Trasporti eccezionali

Volvo e la logistica

Piazzali, navi, container, treni: come si è evoluto il modo di spostare le Volvo dagli stabilimenti di produzione ai saloni dei concessionari

Pensare una Volvo è sempre il primo step. Poi bisogna ovviamente costruirla, quindi portarla dal produttore al consumatore. A grandi linee, il processo vale per qualsiasi categoria merceologica. Giusto che nel caso di un’automobile la logistica è resa particolarmente complessa dalle dimensioni importanti del prodotto. Oltre che dalla globalizzazione dei mercati. In realtà la movimentazione di un “oggetto” tanto sofisticato comincia ben prima che le fasi costruttive siano completate: interessano anche i semilavorati. In questa immagine vediamo decine di scocche grezze della PV444 che, nei primi anni ’50, lasciano la fabbrica di Olofoström, affiancate due a due su un treno merci. Da lì sarebbero arrivate a Lundby per essere verniciate e montate.



Questo scatto rappresenta un passaggio successivo rispetto a quello illustrato poco sopra: le PV444 (siano nel 1955, dunque sono delle serie K) posano allineate in uno dei piazzali dello stabilimento di Lundby, Göteborg, in attesa di essere spedite negli Stati Uniti. È una foto doppiamente storica, questa, perché il lotto di circa cento esemplari di cui nell’inquadratura se ne vede circa la metà rappresenta la prima spedizione di Volvo verso gli Stati Uniti. Come si nota chiaramente dall’immagine, le vetture sono complete in ogni dettaglio di allestimento. Comprese le coppe ruota cromate, come se fossero di fatto già in preconsegna nei piazzali di una concessionaria di zona.



La fase cronologicamente successiva alla precedente è quella del caricamento sul mercantile che condurrà le PV444 oltreoceano. Nell’epoca in cui i container ancora non erano in uso le vetture venivano ingabbiate in queste complesse cremagliere che prelevavano ogni singolo esemplare sulla banchina issandolo sul ponte della nave con maggiori costi, superiore impiego di tempo e più rischi di danneggiare la carrozzeria. Prova ne sia che, in via precauzionale, le calotte delle ruote e i fari non venivano montati. Che si tratti di un lotto destinato agli USA lo confermano i white wall, ovvero i pneumatici a fascia bianca, irrinunciabili per i clienti americani.

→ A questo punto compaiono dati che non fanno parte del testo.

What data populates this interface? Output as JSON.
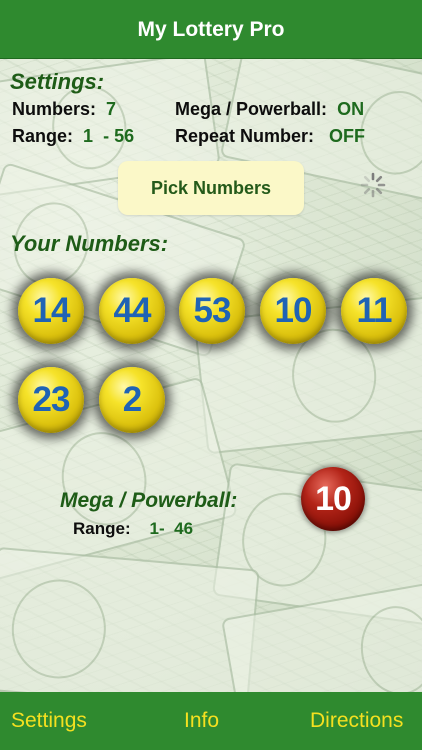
{
  "header": {
    "title": "My Lottery Pro"
  },
  "settings": {
    "heading": "Settings:",
    "numbers_label": "Numbers:",
    "numbers_value": "7",
    "range_label": "Range:",
    "range_min": "1",
    "range_sep": "-",
    "range_max": "56",
    "mega_label": "Mega / Powerball:",
    "mega_value": "ON",
    "repeat_label": "Repeat Number:",
    "repeat_value": "OFF"
  },
  "pick_button": {
    "label": "Pick Numbers"
  },
  "your_numbers": {
    "heading": "Your Numbers:",
    "balls": [
      "14",
      "44",
      "53",
      "10",
      "11",
      "23",
      "2"
    ]
  },
  "mega": {
    "heading": "Mega / Powerball:",
    "range_label": "Range:",
    "range_min": "1",
    "range_sep": "-",
    "range_max": "46",
    "value": "10"
  },
  "toolbar": {
    "settings_label": "Settings",
    "info_label": "Info",
    "directions_label": "Directions"
  },
  "colors": {
    "bar_green": "#2f8a2f",
    "heading_green": "#1e5c17",
    "value_green": "#1e6a1e",
    "toolbar_text": "#f4e020",
    "ball_yellow": "#f6e32a",
    "ball_number_blue": "#1f63b5",
    "mega_red": "#b32418",
    "button_bg": "#fbf8c8"
  },
  "icons": {
    "spinner": "activity-spinner-icon"
  }
}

La stessa situazione, ma ai nostri giorni. Gli elementi comuni sono che si tratta di una Volvo (e pure berlina) e che la vettura sarà consegnata in una zona del pianeta molto distante da quella in cui è stata costruita. Le tre — enormi — differenze riguardano il supporto logistico (un container, al quale la S90 è condotta con l’aiuto di un muletto: in ogni box ci stanno tre vetture), la sede produttiva e il mezzo di trasporto. La fabbrica è lo stabilimento cinese di Daqing, che da anni affianca quelli in Svezia, Belgio e Stati Uniti; una volta caricata sul suo stallo da viaggio, la Volvo non salirà più su una nave ma su un treno, il che permette di ridurre di due terzi i tempi di consegna. Specifici sistemi di ancoraggio evitano ogni contatto (e ogni movimento) tra le vetture e le pareti del container.



A proposito di treno. Per i mercati europei la Volvo ha da anni ridotto ai minimi termini il ricorso al trasporto su gomma, in modo da minimizzare le emissioni di CO2: la salvaguardia dell’ambiente non passa infatti solo dall’elettrificazione dei prodotti, ma anche dal modo di portarli in giro. A titolo di esempio: per trasportare le vetture costruite a Ghent, in Belgio, al deposito si stoccaggio italiano, la scelta della ferrovia ha tagliato del 75% la prouduzione di inquinanti. Ma anche a Charleston, in South Carolina, esiste una efficiente rete ferroviaria per distribuire le Volvo di produzione locale in tutti gli stati dell’Unione che, prossimamente, eliminerà del tutto il ricorso a motrici e semi-rimorchi stradali.